Set up, but do not evaluate, the integral which gives the volume when the region bounded by the curves y = Ln(x), y = 1, and x = 1 is revolved around the line y = −3.
The volume is just a stack of discs, each of radius y and thickness x, so
v = ∫[a,b] πr^2 dx
y(1) = 0
y(e) = 1
so,
v = ∫[1,e] πr^2 dx
so, what's r? If we were revolving around y=0, r would just be y. But the axis is 3 units farther away than that, and the area between y=0 and y=-3 is empty, so we really have washers with holes in them, so
v = ∫[1,e] π(R^2-r^2) dx
where R=y+3 and r=3.
v = ∫[1,e] π((ln(x)+3)^2-3^2) dx
= π∫[1,e] ln(x)^2 + 6 ln(x) dx
To set up the integral that gives the volume of the solid formed by revolving the region bounded by the given curves, you can use the method of cylindrical shells.
First, let's find the range of x-values that encloses the region.
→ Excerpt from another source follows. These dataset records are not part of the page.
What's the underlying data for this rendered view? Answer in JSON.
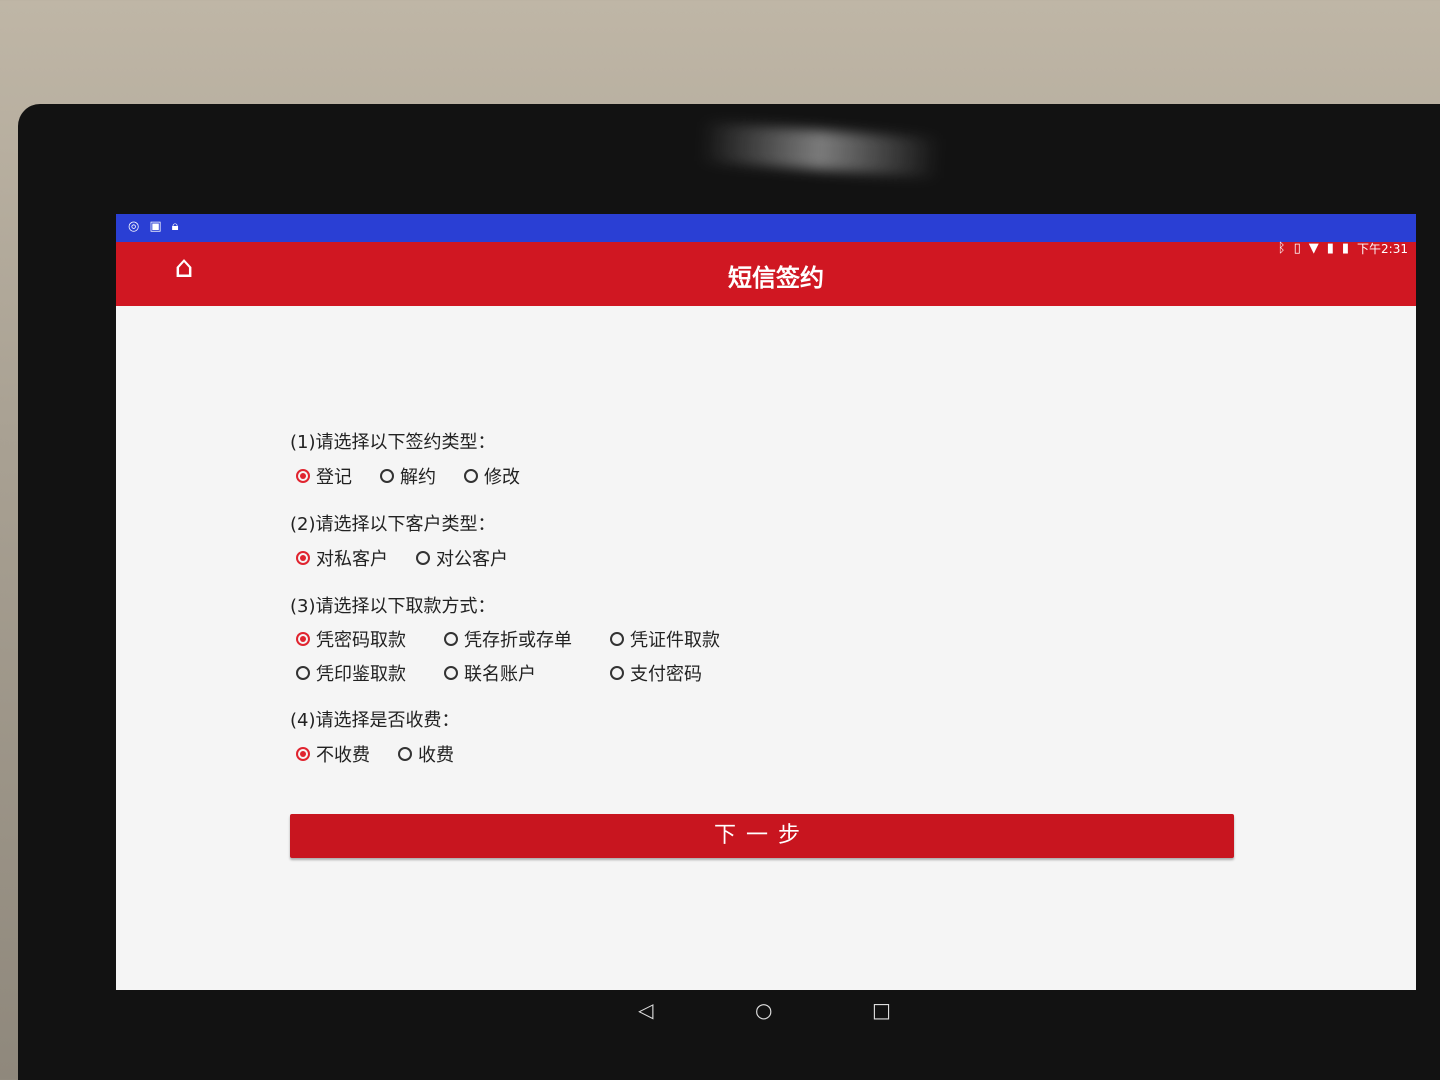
{
  "status_bar": {
    "left_icons": [
      "status-circle-icon",
      "gallery-app-icon",
      "lock-icon"
    ],
    "right_icons": [
      "bluetooth-icon",
      "vibrate-icon",
      "wifi-icon",
      "signal-icon",
      "battery-icon"
    ],
    "time": "下午2:31"
  },
  "app_bar": {
    "title": "短信签约",
    "home_icon": "home-icon"
  },
  "form": {
    "q1": {
      "label": "(1)请选择以下签约类型：",
      "options": [
        "登记",
        "解约",
        "修改"
      ],
      "selected": 0
    },
    "q2": {
      "label": "(2)请选择以下客户类型：",
      "options": [
        "对私客户",
        "对公客户"
      ],
      "selected": 0
    },
    "q3": {
      "label": "(3)请选择以下取款方式：",
      "options": [
        "凭密码取款",
        "凭存折或存单",
        "凭证件取款",
        "凭印鉴取款",
        "联名账户",
        "支付密码"
      ],
      "selected": 0
    },
    "q4": {
      "label": "(4)请选择是否收费：",
      "options": [
        "不收费",
        "收费"
      ],
      "selected": 0
    },
    "next_label": "下一步"
  },
  "nav_bar": {
    "back": "◁",
    "home": "○",
    "recents": "□"
  },
  "colors": {
    "status_bar": "#2a3fd4",
    "app_bar": "#d01722",
    "button": "#c8151f",
    "radio_selected": "#e0242f"
  }
}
The curves y = Ln(x) and y = 1 intersect when Ln(x) = 1. Taking the exponential of both sides, we have x = e^1 = e. So, the region is bounded by x = 1 and x = e.
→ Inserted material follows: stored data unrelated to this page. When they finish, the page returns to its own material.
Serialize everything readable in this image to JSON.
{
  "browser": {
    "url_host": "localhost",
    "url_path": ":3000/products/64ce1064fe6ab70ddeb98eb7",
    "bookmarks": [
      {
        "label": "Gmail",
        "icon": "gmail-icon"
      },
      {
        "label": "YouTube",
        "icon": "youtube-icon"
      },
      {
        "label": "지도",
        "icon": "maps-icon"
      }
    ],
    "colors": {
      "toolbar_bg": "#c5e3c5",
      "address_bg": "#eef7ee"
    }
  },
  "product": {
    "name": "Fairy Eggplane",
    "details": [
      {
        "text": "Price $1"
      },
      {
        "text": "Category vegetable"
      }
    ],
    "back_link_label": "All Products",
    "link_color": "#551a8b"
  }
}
Next, consider an infinitesimally thin vertical strip of width ∆x within the region. This strip can be located at any x-value between 1 and e. Revolving this strip around the line y = -3 will create a cylindrical shell.
The height of the cylindrical shell is given by the difference between the equations of the curves that bound the region. In this case, the height h is (1 - Ln(x)).
The circumference (or perimeter) of the cylindrical shell is given by the formula for the circumference of a circle with a radius equal to the distance between the x-value and the line y = -3. The distance is (-3 - Ln(x)). So, the circumference C is 2π(-3 - Ln(x)).
The thickness or width of the cylindrical shell is just ∆x.
Setting up the integral, we integrate the product of the height, circumference, and thickness of the shell, summed up for all infinitesimally thin shells:
∫[from 1 to e] 2π(-3 - Ln(x))(1 - Ln(x)) ∆x
Now, this integral gives the setup for finding the volume of the solid generated by revolving the region bounded by the curves around the line y = -3. To evaluate the integral, you can calculate the antiderivative of the integrand and use the limits of integration, but that is not required according to the given instructions.